Welche Einkommensgrenzen gelten beim Erziehungsgeld bei GS?
Leben die Eltern dauernd getrennt, dann gilt die Einkommensgrenze für Alleinerziehende: 75 000 Mark pauschaliertes Netto-Jahreseinkommen, bis das Kind ein halbes Jahr alt ist, in den nächsten 18 Monaten 23 700 Mark Jahreseinkommen (volles Erziehungsgeld in Höhe von 600 Mark monatlich) bis 40 500 Mark (gemindertes Erziehungsgeld),jeweils bezogen auf Familien mit einem Kind.
Der Elternteil, der den Antrag auf Erziehungsgeld stellt, muß das alleinige oder gemeinsame Sorgerecht besitzen und das Kind überwiegend betreuen.
Gibt es Unterhaltsvorschuß?
Der Unterhaltsvorschuß ist nicht an die Sorgerechtsform geknüpft, sondern daran, ob ein Elternteil faktisch allein erzieht. Er kann auch beim gemeinsamen Sorgerecht gewährt werden, maximal bis zum 12. Geburtstag des Kindes, aber insgesamt nur sechs Jahre.
Wer hat bei GS Anspruch auf Wohngeld?
Wenn beide Eltern Vorsorge dafür getroffen haben, daß das gemeinsame Kind in jeder ihrer Wohnungen angemessen betreut werden kann und zugleich im anderen Haushalt nur als vorübergehend abwesend gilt, wird es beim Wohngeldantrag jeden Elternteils mitgezählt.
Entsprechendes gilt auch beim Antrag auf Erteilung eines Wohnberechtigungsscheins für eine Sozialwohnung.
Darf ein Vater mit GS eine Vollzeitstelle kündigen und Teilzeit suchen ohne Strafe beim Arbeitslosengeld?
Nur dann, wenn das Kind tatsächlich von beiden Eltern betreut wird.

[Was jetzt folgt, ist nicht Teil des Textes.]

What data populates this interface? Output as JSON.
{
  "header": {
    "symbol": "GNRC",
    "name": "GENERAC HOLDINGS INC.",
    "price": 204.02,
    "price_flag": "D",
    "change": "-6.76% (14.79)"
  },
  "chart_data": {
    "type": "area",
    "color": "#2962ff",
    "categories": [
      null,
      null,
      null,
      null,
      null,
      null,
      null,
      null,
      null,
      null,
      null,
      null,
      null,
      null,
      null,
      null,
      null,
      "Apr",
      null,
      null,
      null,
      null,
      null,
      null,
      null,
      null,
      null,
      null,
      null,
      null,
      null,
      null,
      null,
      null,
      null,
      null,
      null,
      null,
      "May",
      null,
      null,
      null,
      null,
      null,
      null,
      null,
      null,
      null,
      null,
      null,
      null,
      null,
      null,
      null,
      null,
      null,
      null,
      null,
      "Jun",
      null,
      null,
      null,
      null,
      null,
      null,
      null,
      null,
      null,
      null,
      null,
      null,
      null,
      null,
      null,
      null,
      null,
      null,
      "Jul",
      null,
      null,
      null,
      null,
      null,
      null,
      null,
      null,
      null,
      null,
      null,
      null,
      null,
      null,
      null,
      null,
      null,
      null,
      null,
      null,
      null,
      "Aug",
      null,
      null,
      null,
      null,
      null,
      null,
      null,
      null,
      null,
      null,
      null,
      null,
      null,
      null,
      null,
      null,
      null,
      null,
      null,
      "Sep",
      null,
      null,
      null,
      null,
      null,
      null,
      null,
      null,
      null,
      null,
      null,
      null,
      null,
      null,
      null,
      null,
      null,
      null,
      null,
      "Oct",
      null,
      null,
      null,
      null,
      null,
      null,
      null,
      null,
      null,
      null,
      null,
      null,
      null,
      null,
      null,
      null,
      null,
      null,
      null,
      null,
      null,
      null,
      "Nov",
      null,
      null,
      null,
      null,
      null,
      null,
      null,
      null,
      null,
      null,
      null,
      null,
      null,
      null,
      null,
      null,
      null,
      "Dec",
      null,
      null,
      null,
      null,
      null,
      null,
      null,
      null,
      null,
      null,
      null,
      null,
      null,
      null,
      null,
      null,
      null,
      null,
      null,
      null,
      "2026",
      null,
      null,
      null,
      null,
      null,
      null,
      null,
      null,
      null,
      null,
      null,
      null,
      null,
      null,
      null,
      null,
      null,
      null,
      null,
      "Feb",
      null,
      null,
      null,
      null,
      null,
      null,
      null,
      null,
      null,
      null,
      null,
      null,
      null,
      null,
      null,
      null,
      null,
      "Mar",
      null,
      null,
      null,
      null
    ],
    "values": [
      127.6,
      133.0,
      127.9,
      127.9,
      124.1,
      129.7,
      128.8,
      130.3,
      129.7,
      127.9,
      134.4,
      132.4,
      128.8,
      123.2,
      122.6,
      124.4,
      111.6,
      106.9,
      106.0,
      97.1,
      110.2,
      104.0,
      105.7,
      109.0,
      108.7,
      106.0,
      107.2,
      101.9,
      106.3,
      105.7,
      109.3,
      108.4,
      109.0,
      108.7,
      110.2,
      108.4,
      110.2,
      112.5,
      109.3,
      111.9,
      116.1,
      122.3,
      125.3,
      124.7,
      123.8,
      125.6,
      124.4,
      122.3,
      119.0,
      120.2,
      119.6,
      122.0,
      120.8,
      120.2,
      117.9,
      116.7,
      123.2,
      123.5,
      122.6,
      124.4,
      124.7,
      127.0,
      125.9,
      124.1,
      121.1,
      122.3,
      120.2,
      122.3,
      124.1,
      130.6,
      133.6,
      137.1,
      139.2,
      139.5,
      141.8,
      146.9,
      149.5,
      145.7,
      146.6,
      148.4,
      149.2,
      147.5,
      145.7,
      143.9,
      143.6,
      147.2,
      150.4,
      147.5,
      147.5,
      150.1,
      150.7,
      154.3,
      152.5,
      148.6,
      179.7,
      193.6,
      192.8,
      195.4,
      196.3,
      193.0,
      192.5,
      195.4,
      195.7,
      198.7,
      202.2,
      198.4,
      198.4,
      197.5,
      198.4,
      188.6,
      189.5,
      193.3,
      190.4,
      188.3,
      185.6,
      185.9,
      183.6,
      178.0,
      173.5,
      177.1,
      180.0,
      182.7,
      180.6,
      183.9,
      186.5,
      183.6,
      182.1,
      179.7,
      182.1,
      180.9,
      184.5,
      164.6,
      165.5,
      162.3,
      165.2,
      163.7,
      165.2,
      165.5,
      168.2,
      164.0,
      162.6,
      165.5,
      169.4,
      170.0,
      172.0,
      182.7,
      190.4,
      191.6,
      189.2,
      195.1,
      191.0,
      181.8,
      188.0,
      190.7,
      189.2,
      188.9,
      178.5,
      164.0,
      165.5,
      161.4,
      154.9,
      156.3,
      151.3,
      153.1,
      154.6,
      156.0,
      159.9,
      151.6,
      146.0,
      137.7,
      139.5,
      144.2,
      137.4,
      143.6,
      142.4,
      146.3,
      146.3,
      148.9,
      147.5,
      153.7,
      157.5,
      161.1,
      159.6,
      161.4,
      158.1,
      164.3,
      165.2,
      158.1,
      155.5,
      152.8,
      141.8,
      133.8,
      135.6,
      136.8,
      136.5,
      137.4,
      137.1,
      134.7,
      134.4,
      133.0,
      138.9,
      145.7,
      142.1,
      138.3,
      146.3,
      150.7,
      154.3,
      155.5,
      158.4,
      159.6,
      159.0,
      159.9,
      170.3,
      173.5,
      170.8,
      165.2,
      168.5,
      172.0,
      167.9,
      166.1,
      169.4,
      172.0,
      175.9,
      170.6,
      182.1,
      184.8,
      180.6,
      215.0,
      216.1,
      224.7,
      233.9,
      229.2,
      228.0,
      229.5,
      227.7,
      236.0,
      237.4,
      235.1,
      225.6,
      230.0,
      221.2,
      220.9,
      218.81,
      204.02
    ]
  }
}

In diesen Fällen wird bei Kündigung einer Vollzeitstelle und Suche nach Teilzeit das Arbeitslosengeld nicht gesperrt. Der Vater oder die Mutter muß aber bereit sein, mindestens 15 Stunden pro Woche während der im jeweiligen Beruf üblichen Zeiten zu arbeiten. Grundsätzlich können bei geteilter Betreuung beide Eltern Teilzeit suchen. Sie erhalten Arbeitslosengeld aber nur auf der Basis der gesuchten Teilzeit-Beschäftigung.